Zagraniczny turysta, prawdopodobnie w ataku szału, zrzucił w Muzeach Watykańskich dwa antyczne popiersia. Oba rozbiły się upadając na podłogę. Mężczyzna został zatrzymany przez policję do wyjaśnienia - podały włoskie media.

Do incydentu doszło rano w części ekspozycji znanej pod nazwą Galeria Chiaramonti. To najstarsza część Muzeów Watykańskich, założona w 1807 roku.

Wystawionych tam jest ponad 1000 starożytnych rzeźb, popiersi, posągów, urn i sarkofagów. Ustawione są między innymi na masywnych półkach przy ścianach i to stamtąd turysta zrzucił dwa popiersia na marmurową posadzkę niszcząc je.

Według mediów sprawca to turysta z USA pochodzenia egipskiego. Był bardzo pobudzony i domagał się rozmowy z papieżem. Zatrzymany został podczas próby ucieczki.

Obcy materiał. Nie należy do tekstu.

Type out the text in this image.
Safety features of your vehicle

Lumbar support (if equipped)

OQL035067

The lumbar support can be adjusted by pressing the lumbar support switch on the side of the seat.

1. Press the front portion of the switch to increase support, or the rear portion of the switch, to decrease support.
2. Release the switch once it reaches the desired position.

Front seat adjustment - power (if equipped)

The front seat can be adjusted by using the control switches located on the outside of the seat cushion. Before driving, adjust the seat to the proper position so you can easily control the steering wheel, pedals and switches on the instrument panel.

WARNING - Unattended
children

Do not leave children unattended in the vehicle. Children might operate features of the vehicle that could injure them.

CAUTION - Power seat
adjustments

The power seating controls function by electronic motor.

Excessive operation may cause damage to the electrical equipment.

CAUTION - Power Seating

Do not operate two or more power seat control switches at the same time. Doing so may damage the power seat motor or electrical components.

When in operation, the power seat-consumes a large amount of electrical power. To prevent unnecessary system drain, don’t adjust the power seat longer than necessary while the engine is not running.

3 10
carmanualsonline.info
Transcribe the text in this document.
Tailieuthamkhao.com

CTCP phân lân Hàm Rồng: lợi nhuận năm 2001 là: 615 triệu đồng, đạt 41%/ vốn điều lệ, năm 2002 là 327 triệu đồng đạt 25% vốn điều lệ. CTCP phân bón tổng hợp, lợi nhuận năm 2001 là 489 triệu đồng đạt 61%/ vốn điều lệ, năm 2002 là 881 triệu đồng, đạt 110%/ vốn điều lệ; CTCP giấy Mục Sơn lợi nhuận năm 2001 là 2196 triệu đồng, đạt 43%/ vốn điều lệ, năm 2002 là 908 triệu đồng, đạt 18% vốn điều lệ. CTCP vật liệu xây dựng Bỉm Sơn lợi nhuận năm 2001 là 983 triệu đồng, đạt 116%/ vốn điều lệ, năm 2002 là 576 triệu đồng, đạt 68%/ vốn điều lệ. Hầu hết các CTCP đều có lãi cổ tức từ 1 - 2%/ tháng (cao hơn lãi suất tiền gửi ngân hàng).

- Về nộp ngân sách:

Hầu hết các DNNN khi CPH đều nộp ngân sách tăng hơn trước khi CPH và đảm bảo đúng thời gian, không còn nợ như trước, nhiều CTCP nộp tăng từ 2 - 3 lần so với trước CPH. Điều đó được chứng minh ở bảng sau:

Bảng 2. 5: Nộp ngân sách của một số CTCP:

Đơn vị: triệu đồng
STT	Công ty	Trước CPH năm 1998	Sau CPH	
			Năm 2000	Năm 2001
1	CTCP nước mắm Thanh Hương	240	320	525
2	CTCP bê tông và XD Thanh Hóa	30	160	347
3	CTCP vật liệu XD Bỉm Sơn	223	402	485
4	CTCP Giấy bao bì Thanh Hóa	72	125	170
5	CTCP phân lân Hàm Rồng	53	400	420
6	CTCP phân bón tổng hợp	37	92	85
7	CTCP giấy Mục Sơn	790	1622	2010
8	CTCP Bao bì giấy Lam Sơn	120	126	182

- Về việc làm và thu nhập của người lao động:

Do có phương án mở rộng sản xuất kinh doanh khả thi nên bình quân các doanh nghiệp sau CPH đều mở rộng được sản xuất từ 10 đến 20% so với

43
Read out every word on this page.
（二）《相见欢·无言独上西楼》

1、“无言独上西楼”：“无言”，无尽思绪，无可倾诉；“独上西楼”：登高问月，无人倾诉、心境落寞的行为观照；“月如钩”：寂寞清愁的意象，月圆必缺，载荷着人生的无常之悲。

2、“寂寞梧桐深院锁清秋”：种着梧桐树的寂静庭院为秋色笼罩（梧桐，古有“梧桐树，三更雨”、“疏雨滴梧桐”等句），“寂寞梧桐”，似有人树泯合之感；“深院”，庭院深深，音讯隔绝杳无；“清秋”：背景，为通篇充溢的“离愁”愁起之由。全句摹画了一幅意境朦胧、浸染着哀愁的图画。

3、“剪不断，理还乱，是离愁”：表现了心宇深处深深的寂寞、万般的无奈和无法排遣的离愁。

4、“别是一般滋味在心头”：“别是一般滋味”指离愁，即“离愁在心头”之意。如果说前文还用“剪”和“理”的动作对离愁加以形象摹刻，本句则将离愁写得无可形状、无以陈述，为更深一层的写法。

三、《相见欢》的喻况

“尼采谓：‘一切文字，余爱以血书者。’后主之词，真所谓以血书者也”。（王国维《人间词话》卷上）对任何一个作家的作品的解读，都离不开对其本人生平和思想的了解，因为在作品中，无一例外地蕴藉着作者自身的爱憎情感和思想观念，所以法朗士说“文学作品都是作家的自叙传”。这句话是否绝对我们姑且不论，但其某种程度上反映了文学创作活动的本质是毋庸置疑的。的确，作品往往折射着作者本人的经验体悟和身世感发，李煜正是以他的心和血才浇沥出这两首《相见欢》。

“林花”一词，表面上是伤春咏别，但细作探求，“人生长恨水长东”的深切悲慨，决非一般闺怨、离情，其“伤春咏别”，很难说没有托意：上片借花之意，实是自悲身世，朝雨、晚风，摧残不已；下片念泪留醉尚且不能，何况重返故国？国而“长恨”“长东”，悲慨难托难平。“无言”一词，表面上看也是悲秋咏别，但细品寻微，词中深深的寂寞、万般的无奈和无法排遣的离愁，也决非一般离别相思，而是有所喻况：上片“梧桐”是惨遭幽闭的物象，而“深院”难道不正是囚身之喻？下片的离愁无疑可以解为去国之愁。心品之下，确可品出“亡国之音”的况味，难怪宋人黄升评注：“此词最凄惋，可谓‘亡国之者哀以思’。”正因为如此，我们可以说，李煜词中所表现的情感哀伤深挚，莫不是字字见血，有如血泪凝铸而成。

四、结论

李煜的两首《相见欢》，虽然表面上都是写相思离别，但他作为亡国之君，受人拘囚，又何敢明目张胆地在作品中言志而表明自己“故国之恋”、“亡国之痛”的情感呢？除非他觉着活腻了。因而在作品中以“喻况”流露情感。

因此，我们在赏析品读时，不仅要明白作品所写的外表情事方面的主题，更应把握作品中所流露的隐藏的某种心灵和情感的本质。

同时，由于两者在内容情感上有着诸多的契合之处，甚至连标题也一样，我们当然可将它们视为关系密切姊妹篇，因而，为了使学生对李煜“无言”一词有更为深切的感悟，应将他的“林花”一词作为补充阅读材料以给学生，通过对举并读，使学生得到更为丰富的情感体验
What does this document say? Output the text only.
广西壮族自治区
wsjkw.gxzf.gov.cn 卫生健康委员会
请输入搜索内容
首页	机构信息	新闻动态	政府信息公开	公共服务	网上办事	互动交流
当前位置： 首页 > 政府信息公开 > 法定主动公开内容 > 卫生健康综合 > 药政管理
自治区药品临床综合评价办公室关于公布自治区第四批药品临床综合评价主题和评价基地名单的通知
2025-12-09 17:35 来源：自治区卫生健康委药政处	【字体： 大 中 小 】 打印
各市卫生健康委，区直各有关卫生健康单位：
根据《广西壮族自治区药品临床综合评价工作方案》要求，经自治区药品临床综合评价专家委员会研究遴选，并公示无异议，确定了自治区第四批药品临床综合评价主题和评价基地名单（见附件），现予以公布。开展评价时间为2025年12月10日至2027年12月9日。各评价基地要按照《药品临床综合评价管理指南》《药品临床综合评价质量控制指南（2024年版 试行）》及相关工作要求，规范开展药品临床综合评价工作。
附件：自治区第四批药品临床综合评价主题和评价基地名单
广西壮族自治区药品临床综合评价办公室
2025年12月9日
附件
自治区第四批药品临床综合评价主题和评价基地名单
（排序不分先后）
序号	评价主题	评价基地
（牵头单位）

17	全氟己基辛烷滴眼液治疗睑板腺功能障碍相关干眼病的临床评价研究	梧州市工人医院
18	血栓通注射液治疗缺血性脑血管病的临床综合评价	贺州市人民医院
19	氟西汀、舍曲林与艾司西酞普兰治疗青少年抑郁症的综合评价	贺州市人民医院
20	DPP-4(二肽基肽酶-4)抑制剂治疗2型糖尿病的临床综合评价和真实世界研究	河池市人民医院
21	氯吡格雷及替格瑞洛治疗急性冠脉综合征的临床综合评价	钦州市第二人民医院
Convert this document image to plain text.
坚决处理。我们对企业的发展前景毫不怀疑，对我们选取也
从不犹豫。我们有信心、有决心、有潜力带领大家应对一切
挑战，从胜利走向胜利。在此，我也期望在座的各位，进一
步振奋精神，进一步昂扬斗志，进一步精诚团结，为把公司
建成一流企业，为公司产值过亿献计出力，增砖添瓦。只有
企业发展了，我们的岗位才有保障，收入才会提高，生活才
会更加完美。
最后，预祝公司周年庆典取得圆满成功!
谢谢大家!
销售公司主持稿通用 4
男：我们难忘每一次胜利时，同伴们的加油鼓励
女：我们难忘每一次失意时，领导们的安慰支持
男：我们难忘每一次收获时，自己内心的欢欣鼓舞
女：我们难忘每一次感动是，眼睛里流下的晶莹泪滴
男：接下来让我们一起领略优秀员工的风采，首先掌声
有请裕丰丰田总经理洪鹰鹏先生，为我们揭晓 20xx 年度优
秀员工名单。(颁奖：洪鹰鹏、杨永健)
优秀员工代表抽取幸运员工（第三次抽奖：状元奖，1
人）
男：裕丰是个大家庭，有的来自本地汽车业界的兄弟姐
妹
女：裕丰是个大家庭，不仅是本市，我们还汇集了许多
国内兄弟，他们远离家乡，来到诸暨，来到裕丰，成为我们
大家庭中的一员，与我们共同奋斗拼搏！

Włoskie media przy okazji przypominają największy atak na dzieła sztuki znajdujące się w Watykanie. W 1972 roku niezrównoważony psychicznie Węgier rzucił się z młotkiem na pietę dłuta Michała Anioła. Odrąbał Madonnie lewą rękę i uszkodził czubek nosa. Od tamtej pory renesansowe dzieło jest za pancerną szybą.